But there is no easy fix. Many - including the AARP - assert that all "promised benefits" to baby-boomers must be paid. But how?
The AARP often touts a 2 percent payroll tax increase as one way to provide revenue to finance Social Security's baby-boom related costs. Is that fair to younger workers? If to date the Social Security system has not been honestly financed, is that the fault of the next generation? If baby-boomers have not made sufficient plans for their own retirement, is that the fault of their children? By what logic should coming generations be burdened due to our past and present shortsightedness?
I attended the 2006 Saver's Summit - sponsored by the U.S Department of Labor - which brought focus to the need for policies that improve America?s savings habits. Much of that Summit's agenda was driven by the coming retirement of the baby-boomers.
Among topics discussed at the Summit were: the challenge faced by older workers who are nearing retirement with insufficient savings; the lack of employer provided retirement plans within the small business community; the difficulty faced by low income workers in setting aside adequately for their retirement; and how to enroll more young workers in savings plans to allow them to secure the benefits of lifetime savings.
There are no easy answers to all of these retirement policy questions.
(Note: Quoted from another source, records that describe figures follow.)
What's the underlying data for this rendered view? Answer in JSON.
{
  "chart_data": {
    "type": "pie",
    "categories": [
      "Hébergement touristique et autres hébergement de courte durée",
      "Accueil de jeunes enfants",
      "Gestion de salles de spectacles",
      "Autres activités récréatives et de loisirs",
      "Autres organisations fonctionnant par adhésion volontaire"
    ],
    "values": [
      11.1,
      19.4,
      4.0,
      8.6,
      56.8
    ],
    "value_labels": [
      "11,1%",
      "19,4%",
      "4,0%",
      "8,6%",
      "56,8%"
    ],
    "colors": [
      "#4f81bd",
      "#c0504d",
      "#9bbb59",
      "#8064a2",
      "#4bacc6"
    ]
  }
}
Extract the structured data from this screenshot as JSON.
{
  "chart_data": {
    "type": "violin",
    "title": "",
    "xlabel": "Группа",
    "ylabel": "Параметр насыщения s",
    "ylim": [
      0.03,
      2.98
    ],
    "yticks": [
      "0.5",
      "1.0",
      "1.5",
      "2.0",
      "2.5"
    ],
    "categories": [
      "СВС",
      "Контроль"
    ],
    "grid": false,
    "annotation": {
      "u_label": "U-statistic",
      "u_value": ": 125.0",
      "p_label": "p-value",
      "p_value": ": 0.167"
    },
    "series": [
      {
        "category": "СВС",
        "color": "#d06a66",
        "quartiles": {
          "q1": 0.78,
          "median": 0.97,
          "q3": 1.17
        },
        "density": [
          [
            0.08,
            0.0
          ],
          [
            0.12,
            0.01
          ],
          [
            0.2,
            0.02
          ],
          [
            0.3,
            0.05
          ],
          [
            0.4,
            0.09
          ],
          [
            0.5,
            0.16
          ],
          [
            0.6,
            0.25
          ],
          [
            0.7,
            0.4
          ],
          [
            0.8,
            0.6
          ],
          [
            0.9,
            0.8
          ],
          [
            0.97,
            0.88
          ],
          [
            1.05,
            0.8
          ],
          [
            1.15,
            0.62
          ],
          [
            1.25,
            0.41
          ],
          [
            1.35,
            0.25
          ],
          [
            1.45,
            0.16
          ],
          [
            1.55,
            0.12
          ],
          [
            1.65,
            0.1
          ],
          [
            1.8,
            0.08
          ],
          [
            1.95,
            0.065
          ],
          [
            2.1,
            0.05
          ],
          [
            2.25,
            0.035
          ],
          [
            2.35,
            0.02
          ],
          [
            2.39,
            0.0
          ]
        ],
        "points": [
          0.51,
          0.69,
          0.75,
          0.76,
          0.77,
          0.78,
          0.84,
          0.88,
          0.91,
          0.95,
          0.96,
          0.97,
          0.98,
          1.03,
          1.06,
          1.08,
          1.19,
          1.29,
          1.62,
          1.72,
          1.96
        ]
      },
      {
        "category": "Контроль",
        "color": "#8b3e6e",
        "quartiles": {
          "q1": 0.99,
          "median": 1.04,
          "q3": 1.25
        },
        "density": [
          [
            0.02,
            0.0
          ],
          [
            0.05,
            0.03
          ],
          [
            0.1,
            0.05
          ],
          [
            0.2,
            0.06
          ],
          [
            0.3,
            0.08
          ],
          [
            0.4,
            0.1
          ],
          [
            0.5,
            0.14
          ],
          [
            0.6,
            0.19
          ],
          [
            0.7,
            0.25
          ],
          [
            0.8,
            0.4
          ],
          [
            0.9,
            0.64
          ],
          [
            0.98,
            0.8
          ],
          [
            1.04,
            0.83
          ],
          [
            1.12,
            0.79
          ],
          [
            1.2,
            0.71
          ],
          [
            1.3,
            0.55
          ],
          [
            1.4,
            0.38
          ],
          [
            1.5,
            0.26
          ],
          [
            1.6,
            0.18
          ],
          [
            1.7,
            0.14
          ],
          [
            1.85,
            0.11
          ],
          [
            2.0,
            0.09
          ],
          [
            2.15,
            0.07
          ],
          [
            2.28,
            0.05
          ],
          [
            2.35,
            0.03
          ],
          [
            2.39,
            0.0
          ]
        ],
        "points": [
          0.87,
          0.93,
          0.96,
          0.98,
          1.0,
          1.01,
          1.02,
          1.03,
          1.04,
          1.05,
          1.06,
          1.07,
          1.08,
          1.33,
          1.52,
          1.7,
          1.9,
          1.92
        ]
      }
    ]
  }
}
However, meaningful Social Security reform must be part of the answer.
In addressing Social Security's future, there has to be a better way than the "tax and spend" agenda of the AARP. We need to craft a solution that is fair to coming generations.
As cited earlier, Social Security is the only mandatory retirement plan for America's workforce. As such, it must be modernized to meet the needs of today's workers and tomorrow's retirees. Personal accounts within Social Security would guarantee that every worker - whether young or low income or employed by a small business - would have an investment account with their name on it. This account would start with the very first paycheck and be augmented by regular contributions throughout a worker's career.
A cardinal rule for investing is to start young to allow savings to benefit from the magic of market growth and compound interest. Another cardinal rule is to set money aside in an investment account on a regular basis. Both of these investment goals are achieved if workers are given the opportunity to establish a personal account with a portion of their Social Security payroll taxes.
Sadly, none of today's Social Security taxes are being honestly saved and invested for the future. For decades, payroll tax surpluses have been spent by the federal government on other programs. This has to stop. There is a better way. Give younger worker's an opportunity to invest some of their payroll tax in an account they own and control. In this way, Congress could never spend the money for other purposes. The earnings on these investments will help build a strong nest egg - assuring coming generations that they will have enough money to retire.